You can also inspect the binders manually:
mkdir -p runs/demo/design && tar -xzf binders.tar.gz -C runs/demo/design/
ls runs/demo/design/outputs/ # designed binder PDBs
Open them in PyMOL, NGL, or ChimeraX.
Cost expectations¶
| Tier | GPU | Designs you can run | Approx wall time | Cost |
|---|---|---|---|---|
| Colab free | T4 (16 GB) | 5–10 | 30–60 min | $0 |
| Colab Pro | T4 / V100 | 20–50 | 1–2 hr | $10/mo |
| Colab Pro+ | A100 (40 GB) | 50–200 | 30 min | $50/mo |
| Modal | A100 (40 GB) | 50–200 | 20 min | ~$3 |
The bindsight design --backend modal --dry-run command gives you a precise
estimate for your specific config:
bindsight design runs/demo --backend modal --designer rfdiff_mpnn \
--trajectories 50 --dry-run
# → Cost estimate panel shows GPU-hours and USD
Troubleshooting¶
| Symptom | Likely cause | Fix |
|---|---|---|
| RFdiffusion install fails on Colab | weights download from IPD's server timed out | re-run the install cell; sometimes you need to wait for a less-loaded time of day |
| OOM on T4 | binder too long or target too big | reduce binder_length to ≤100, or upgrade to A100 |
| Boltz-2 install fails | torch version mismatch | restart Colab runtime and re-install in a fresh runtime |
| All designs look the same | RFdiffusion converged on one minimum | increase num_designs and add noise_scale=0.3 |
Why we don't auto-launch Colab from the CLI¶
Google's Colab API doesn't let third-party apps spin up free-tier notebooks
without OAuth (and rate-limits the OAuth flow heavily). Modal is the right
backend for "no clicks, runs on a schedule" workflows; Colab is the right
backend for "free GPU and I'm willing to click two buttons." bindsight
supports both — pick per command via --backend.
The one-command versions¶
bindsight design writes this notebook for you (and the headless backends run
it for you end-to-end):
# Colab: writes a ready-to-run notebook per target (the manual recipe above)

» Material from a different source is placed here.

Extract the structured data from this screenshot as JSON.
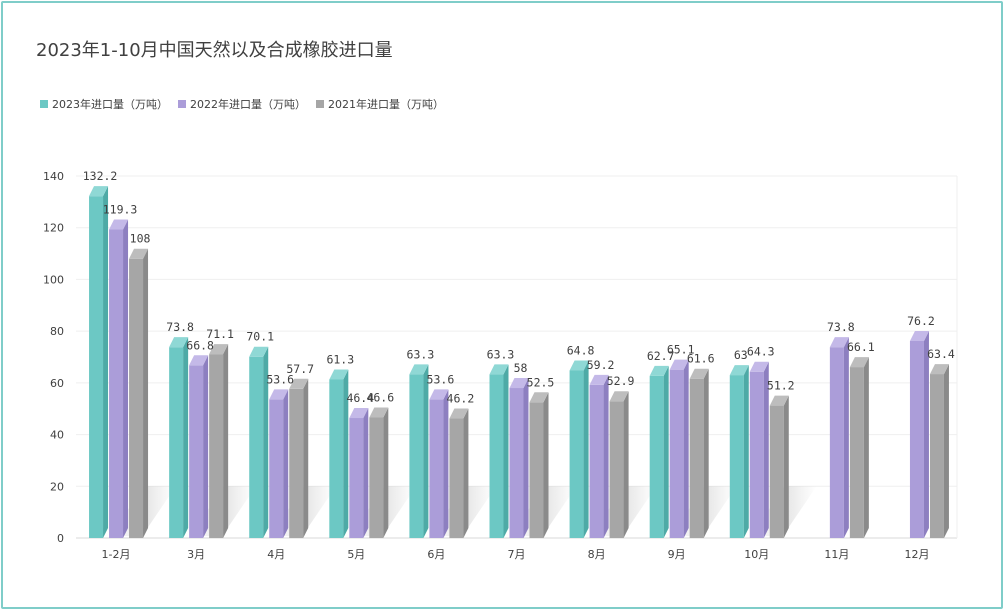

bindsight design runs/demo --backend colab --designer rfdiff_mpnn
# Headless GPU: runs RFdiffusion → ProteinMPNN → Boltz-2 and pulls results back
bindsight design runs/demo --backend modal --designer rfdiff_mpnn
bindsight design runs/demo --backend local_docker --designer rfdiff_mpnn # your GPU
bindsight validate runs/demo
bindsight rank runs/demo
The Colab notebook itself is just a thin wrapper over the same executor
(bindsight.runners.job_exec) the headless backends run, so the result is
identical whichever path you choose.